Mi proceso de parto fue frío y aséptico, como el quirófano, y no lo recuerdo con disgusto porque yo soy fría y aséptica, pero me pregunto si aquel no habría sido un buen momento para dejar a un lado mi tozudez y haber disfrutado de un momento único. Los y las profesionales sanitarias fueron técnicamente impecables, y cuando me enseñaron a la niña yo aún pensaba que estaban empezando. Me la pusieron en el cuello unos segundos, o minutos, y no podía parar de decir que era fea pero bonita pero fea, y ahí debió ser cuando me gané al anestesista, aunque algún cariño ya debía tenerme pues no me había atado los brazos a la camilla como Jesucristo en la cruz. Se lo agradecí. En pelotas y con frío sí, pero atada ya era demasiado.
Tres horas de soledad tras nueve meses de embarazo
Me pusieron a la niña rostro con rostro y luego me la quitaron, casi tres horas tardé en volver verla. Tres horas en las que ya era madre sin poder confirmar que de verdad estaba allí, que todo había sido real. Tres horas en las que volvía a estar sola después de nueve meses de embarazo, pero una soledad bien diferente, por impuesta. La bebé estaba bien, sana, perfecta. El único motivo para llevársela era coserme y luego esperar en reanimación. Como si me acabaran de quitar un tumor u operar un tobillo.
"Parí una hija como quien va a hacerse una liposucción u operarse las cataratas y, visto con distancia, me da algo de lástima"
El problema, por lo menos en mi caso, no fue lo de una violencia explícita, no fue el equipo humano: fueron los protocolos deshumanizados. Parí una hija como quien va a hacerse una liposucción u operarse las cataratas y, visto con distancia, me da algo de lástima, a pesar de ser yo una madre pragmática. Sé que me quejo desde el privilegio, pues la violencia obstétrica existe, pero quizás es hora de cambiarlo todo: desde el caso más grave hasta las situaciones más livianas, como la mía. Tratar a la mujer como una adulta capaz de tomar decisiones, no abusar de las cesáreas ni de las episiotomías, no usar maniobras, como la de Kristeller, desaconsejadas por la OMS. El dolor forma parte de la evolución, es algo natural, pero no abusar de él o infligirlo sin ninguna justificación, también.

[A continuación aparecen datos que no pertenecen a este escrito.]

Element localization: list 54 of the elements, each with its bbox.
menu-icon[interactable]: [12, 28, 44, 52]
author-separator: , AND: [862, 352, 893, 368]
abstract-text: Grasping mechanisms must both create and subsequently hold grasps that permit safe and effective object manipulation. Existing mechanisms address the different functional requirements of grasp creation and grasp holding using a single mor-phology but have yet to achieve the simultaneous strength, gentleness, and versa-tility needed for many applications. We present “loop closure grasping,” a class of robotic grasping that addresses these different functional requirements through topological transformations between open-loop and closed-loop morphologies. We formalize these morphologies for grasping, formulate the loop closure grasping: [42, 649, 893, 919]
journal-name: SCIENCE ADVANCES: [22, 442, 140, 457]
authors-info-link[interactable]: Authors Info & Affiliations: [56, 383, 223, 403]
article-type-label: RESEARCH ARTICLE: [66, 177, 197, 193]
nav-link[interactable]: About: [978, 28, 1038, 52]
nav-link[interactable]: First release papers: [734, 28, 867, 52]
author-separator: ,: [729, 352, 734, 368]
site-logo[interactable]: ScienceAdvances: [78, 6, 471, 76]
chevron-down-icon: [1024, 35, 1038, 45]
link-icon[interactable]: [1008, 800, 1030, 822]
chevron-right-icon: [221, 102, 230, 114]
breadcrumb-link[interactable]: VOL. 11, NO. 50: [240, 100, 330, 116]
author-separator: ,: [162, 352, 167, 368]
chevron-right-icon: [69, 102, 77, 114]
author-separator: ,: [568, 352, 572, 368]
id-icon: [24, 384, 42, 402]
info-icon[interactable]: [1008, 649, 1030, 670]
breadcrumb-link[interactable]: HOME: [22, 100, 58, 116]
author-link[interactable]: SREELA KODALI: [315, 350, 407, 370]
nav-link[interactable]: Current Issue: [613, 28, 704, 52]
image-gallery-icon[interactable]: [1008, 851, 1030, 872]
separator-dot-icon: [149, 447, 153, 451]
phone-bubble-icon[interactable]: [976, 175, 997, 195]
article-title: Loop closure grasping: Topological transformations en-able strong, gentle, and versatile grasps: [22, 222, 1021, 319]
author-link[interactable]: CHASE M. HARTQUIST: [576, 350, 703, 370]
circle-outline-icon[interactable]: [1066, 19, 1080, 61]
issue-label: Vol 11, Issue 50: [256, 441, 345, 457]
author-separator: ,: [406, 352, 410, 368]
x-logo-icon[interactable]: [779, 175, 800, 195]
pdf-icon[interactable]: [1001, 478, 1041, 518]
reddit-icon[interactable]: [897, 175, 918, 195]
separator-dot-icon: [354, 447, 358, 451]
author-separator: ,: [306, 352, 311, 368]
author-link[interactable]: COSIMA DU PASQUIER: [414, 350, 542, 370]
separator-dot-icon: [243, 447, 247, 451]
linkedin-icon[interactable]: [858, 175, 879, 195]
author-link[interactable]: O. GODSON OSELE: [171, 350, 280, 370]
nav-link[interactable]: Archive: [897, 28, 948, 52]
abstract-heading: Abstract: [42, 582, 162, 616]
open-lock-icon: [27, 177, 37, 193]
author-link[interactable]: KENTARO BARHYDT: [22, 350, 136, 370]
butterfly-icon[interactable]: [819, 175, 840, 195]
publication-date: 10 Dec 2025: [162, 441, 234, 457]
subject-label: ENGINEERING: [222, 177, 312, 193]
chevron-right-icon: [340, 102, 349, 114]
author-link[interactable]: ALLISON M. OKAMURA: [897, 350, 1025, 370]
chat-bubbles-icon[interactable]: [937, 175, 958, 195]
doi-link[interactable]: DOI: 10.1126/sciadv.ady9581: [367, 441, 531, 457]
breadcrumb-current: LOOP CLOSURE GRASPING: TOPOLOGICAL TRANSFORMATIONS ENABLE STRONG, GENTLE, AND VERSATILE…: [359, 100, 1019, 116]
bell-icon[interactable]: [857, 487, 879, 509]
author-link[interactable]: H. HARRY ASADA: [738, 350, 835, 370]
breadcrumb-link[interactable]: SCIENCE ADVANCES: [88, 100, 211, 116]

En Galicia, por suerte, el cambio comienza. La plataforma Loita se está reuniendo con las gerencias de los hospitales de la comunidad para garantizar la humanización de los partos y ya ha conseguido el compromiso de varias de ellas. La eliminación de la violencia contra la mujer abarca demasiados ámbitos, demasiadas violencias invisibles (¿o invisibilizadas?), como para hacerlo nosotros solas. Nos necesitamos todas. Gracias a Alba, de Loita, y a Lidia, matrona, por acompañarme en este artículo. A todas las que lo hacen el #25N y el resto de días del año. No dejemos que esta fecha sea solo una excusa para que los que nunca hablan delonuestro le dediquen unas míseras 24 horas.